Change Pulse Points

Change Pulse Points
Written by: Avril Kidd
Many, if not all organizations today face the reality that change isn’t happening every few years but rather that it is happening continuously and at a rapid pace. There is a need to ensure that people have the skills, awareness and attitude to make change happen. Rather than change from a plan, people across the organization need to engage.

Change makers need to win minds and hearts. For the more evaluative brain style profiles, the word ‘change’ will automatically start to ring small alarm bells and when people are pushed to change, they will resist.

Leaders need to understand how people actually work and, to become a full-time change manager, must learn to bridge the business demands with the reality of howthe human brain works best. It is critical to ensure that people have the skills,awareness and attitude to effect real change.

Let’s look at the three key pulse points which we need to effect change, namely imagination, exploration and celebration.

1. Imagination

If we want innovation, it starts by fostering a delight in getting out of the box. There are many reasons this is difficult. Traditional hierarchy resists innovation, especially ideas that overturn well-established power, and where ‘knowledge is power’ is well embedded in the culture, and hierarchy often don’t want to really hear at times. This means we need to actively seek out different, even contrary perspectives and continuously ask ‘What if …?’

In order to activate a process of imagination we need positive energy. We need to feel safe, open, curious and adventurous. For this reason, as a leader we need to create a positive mood, invite and support out-of-the-box thinking, and seek alternatives. When someone challenges a basic assumption or dares to imagine anew path, do we as leaders jump on them, or do we create the emotions to facilitate innovation? We should also be encouraging the exploring of multiple perspectives.

2. Exploration

As leaders we should move away from seeking the ‘perfect plan’ that paralyzes us in pursuit of perfection. Instead let’s do a prototype and then refine. Rather than endlessly planning, we need an adaptive process for planning. This ‘ready-fire-aim’ process is also very useful for training our brains. We condition ourselves to take the risk, to jump in, try, and then adjust. The ‘aim’ phase is critical. We need a little preparation, a test and then time to refine. This cycle produces energy, creativity and the opportunity to explore. To test. To see what might work better. So, as leaders, we should encourage an experimental approach where new initiatives can quickly be put to test. Create space for exploration, look at multiple prototypes, and give people opportunities to lead too, and empower them.

3. Celebration

All too often, organizations have started a new initiative before the dust has settled from the last round. There are multiple reasons for this impatience. One core factor is time. Under intense pressure to do more with less, managers are reacting rather than planning. There’s also a fear of complacency and a misassumption that celebrating success will make people stop working hard. Perhaps the biggest obstacle is fear of conflict and controversy. As a result, managers jump into the next round, hoping that people will simply leave their frustrations behind. It won’t work.
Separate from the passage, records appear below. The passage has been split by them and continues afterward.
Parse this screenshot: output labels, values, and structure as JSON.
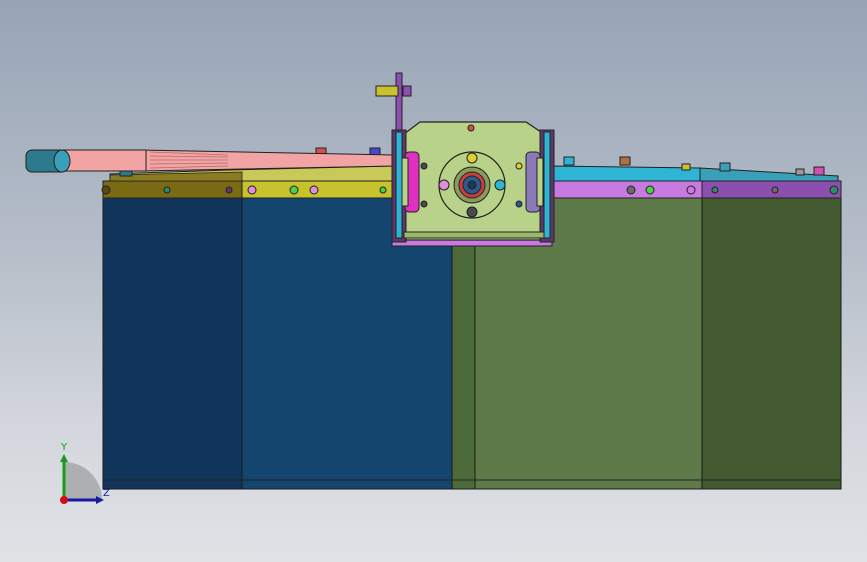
{
  "viewport": {
    "background_top": "#97a4b6",
    "background_bottom": "#e0e2e6"
  },
  "triad": {
    "y_label": "Y",
    "z_label": "Z",
    "y_color": "#1a9a1a",
    "z_color": "#1a1aa0",
    "origin_color": "#d01010"
  },
  "model": {
    "panels": [
      {
        "name": "panel-dark-navy",
        "color": "#11355a"
      },
      {
        "name": "panel-blue",
        "color": "#14456f"
      },
      {
        "name": "panel-olive-narrow",
        "color": "#4d6b3a"
      },
      {
        "name": "panel-green",
        "color": "#5e7a48"
      },
      {
        "name": "panel-dark-green",
        "color": "#435a30"
      }
    ],
    "rail_colors": [
      "#7a6a14",
      "#c7c22e",
      "#c77be0",
      "#2eb4d4",
      "#8c4fae"
    ],
    "gearbox_plate": "#b8d28a",
    "tube_color": "#f2a3a3",
    "tube_end": "#2c7a8c"
  }
}
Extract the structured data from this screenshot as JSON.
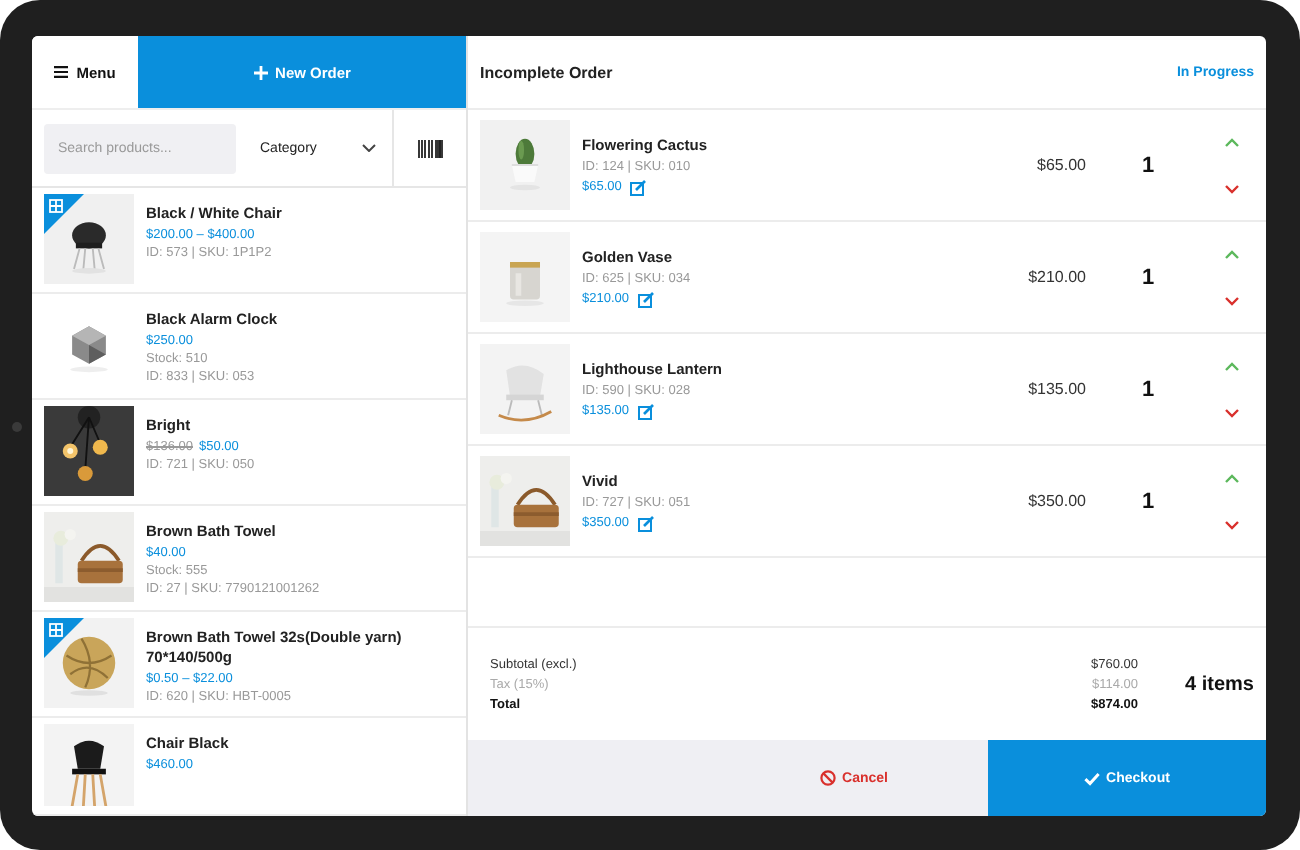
{
  "header": {
    "menu_label": "Menu",
    "new_order_label": "New Order"
  },
  "filters": {
    "search_placeholder": "Search products...",
    "category": "Category"
  },
  "products": [
    {
      "name": "Black / White Chair",
      "price": "$200.00 – $400.00",
      "meta": "ID: 573 | SKU: 1P1P2",
      "variable": true
    },
    {
      "name": "Black Alarm Clock",
      "price": "$250.00",
      "stock": "Stock: 510",
      "meta": "ID: 833 | SKU: 053",
      "variable": false
    },
    {
      "name": "Bright",
      "old_price": "$136.00",
      "price": "$50.00",
      "meta": "ID: 721 | SKU: 050",
      "variable": false
    },
    {
      "name": "Brown Bath Towel",
      "price": "$40.00",
      "stock": "Stock: 555",
      "meta": "ID: 27 | SKU: 7790121001262",
      "variable": false
    },
    {
      "name": "Brown Bath Towel 32s(Double yarn) 70*140/500g",
      "price": "$0.50 – $22.00",
      "meta": "ID: 620 | SKU: HBT-0005",
      "variable": true
    },
    {
      "name": "Chair Black",
      "price": "$460.00",
      "variable": false
    }
  ],
  "order": {
    "title": "Incomplete Order",
    "status": "In Progress",
    "lines": [
      {
        "name": "Flowering Cactus",
        "meta": "ID: 124 | SKU: 010",
        "unit_price": "$65.00",
        "line_total": "$65.00",
        "qty": "1"
      },
      {
        "name": "Golden Vase",
        "meta": "ID: 625 | SKU: 034",
        "unit_price": "$210.00",
        "line_total": "$210.00",
        "qty": "1"
      },
      {
        "name": "Lighthouse Lantern",
        "meta": "ID: 590 | SKU: 028",
        "unit_price": "$135.00",
        "line_total": "$135.00",
        "qty": "1"
      },
      {
        "name": "Vivid",
        "meta": "ID: 727 | SKU: 051",
        "unit_price": "$350.00",
        "line_total": "$350.00",
        "qty": "1"
      }
    ],
    "totals": [
      {
        "kind": "subtotal",
        "label": "Subtotal (excl.)",
        "value": "$760.00"
      },
      {
        "kind": "tax",
        "label": "Tax (15%)",
        "value": "$114.00"
      },
      {
        "kind": "total",
        "label": "Total",
        "value": "$874.00"
      }
    ],
    "item_count": "4 items"
  },
  "actions": {
    "cancel": "Cancel",
    "checkout": "Checkout"
  }
}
If we want to be effective in change, we need to step out of the daily frenzy and review what’s working, and what’s not. Without judgment or blame, we can acknowledge failures and learn. Then we can celebrate success, and even celebrate the learning from the failures.

Celebrate means investing time to acknowledge the efforts that have gone into the work thus far. Value the failures by learning, and enjoy the successes by appreciating. The celebration creates energy that then fuels the re-launch of the next round of challenges and goals. We should, therefore, find the value in what’s happened recently. Acknowledge, appreciate, learn and then step into the next round. Invest in debriefing after the project and don’t assume everyone feels the same. It’s also useful to underline that every failure is an opportunity to learn. Value the principle of celebration and then use your imagination to put it into practice.

In Conclusion

Change can be daunting that’s for sure, but it really doesn’t have to be if approached with the right attitude, and if the right feelings that include curiosity instead of fear can be engaged. As leaders, it stems from us and we set the tone.

So going forward,let’s all try to remember that in Change we need to break the ICEImagine, Celebrate and Explore – and with this try to create the right emotions that will not hinder the process but rather propel it forward.

We can also use the EAR strategy of Engage, bring your people into the vision; Activate, increase skills, capability and experiment; and Reflect, celebrate progress and reimagine the future.